Direct consultation with children involves a specially trained family mediator talking with a child or children as a part of a mediation in which arrangements are being made for children. The government has suggested that children aged 10 and above should be able to talk to a mediator when child arrangements are being made. Parents sometimes suggest that their children are involved in the mediation process, sometimes the child makes the suggestion.
It is important that parents understand the thoughts, needs and feelings of their children and involving them in the mediation process may be a good way to do this. Children like to be informed and appreciate having their views and options heard, although it is always made clear that they are not responsible for any overall decisions – these need to be made by their parents.

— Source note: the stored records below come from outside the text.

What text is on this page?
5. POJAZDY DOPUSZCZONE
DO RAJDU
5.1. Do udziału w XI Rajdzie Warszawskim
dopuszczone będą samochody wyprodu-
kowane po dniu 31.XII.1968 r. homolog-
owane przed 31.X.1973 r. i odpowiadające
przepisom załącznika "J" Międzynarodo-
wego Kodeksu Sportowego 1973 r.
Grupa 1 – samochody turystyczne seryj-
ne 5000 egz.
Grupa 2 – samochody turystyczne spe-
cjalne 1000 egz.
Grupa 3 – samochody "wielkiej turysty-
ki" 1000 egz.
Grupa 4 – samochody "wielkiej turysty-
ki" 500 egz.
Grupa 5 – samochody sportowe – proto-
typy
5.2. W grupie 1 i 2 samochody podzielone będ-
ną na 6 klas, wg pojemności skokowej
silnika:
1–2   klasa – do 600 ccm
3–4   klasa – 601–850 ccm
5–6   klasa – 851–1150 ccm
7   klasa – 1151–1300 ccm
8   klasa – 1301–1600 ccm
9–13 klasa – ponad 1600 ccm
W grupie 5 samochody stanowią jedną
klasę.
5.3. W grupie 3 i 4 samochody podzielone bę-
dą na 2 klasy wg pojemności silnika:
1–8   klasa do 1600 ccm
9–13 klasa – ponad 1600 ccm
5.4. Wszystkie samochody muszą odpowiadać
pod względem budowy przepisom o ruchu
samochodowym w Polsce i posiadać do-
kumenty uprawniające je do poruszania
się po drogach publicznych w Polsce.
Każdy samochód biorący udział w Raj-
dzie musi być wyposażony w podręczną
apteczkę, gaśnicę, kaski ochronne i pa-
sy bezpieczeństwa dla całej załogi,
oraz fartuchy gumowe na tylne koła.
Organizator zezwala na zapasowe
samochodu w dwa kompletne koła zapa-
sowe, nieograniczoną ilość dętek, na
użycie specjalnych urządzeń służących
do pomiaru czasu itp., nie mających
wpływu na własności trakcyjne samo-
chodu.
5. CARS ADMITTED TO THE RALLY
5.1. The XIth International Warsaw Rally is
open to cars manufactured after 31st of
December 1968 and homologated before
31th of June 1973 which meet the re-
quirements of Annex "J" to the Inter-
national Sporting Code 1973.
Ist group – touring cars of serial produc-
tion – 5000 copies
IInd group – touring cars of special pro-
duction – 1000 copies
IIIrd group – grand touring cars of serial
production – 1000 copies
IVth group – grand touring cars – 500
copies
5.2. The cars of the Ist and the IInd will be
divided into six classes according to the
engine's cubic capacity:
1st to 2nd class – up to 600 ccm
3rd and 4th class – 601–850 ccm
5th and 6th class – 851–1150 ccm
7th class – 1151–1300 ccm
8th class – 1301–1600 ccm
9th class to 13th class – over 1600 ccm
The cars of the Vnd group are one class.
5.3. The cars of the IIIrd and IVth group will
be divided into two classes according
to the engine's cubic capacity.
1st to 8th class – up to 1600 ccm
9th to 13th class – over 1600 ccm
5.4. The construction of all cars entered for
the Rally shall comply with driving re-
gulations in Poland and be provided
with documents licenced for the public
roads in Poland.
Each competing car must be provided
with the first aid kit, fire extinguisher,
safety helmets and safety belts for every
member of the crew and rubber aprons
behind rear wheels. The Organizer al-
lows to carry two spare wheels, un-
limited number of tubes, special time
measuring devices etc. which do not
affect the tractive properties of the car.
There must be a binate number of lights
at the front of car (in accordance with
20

Involving children in mediation can be very complex and a great deal of preparation is needed before a mediator will speak to a child. Different considerations apply depending on the age and maturity of the child. The child and both the parents have to agree to the consultation and the mediator must decide whether child consultation is appropriate.
Direct consultation with a child means the child talking face to face with the mediator separately. This conversation is confidential, between the mediator and the child. However, very often the child does have something that they want the mediator to tell their parents, and that they would like the parents to take into consideration when making their decisions. Strictly with the child’s permission, the mediator will then bring the child’s voice into the mediation.
Consultations with a child usually last approximately 45 minutes. Siblings will be seen separately or together depending on what the children themselves prefer. Children should generally be aged 10 years and over, but in exceptional circumstances younger children may be seen.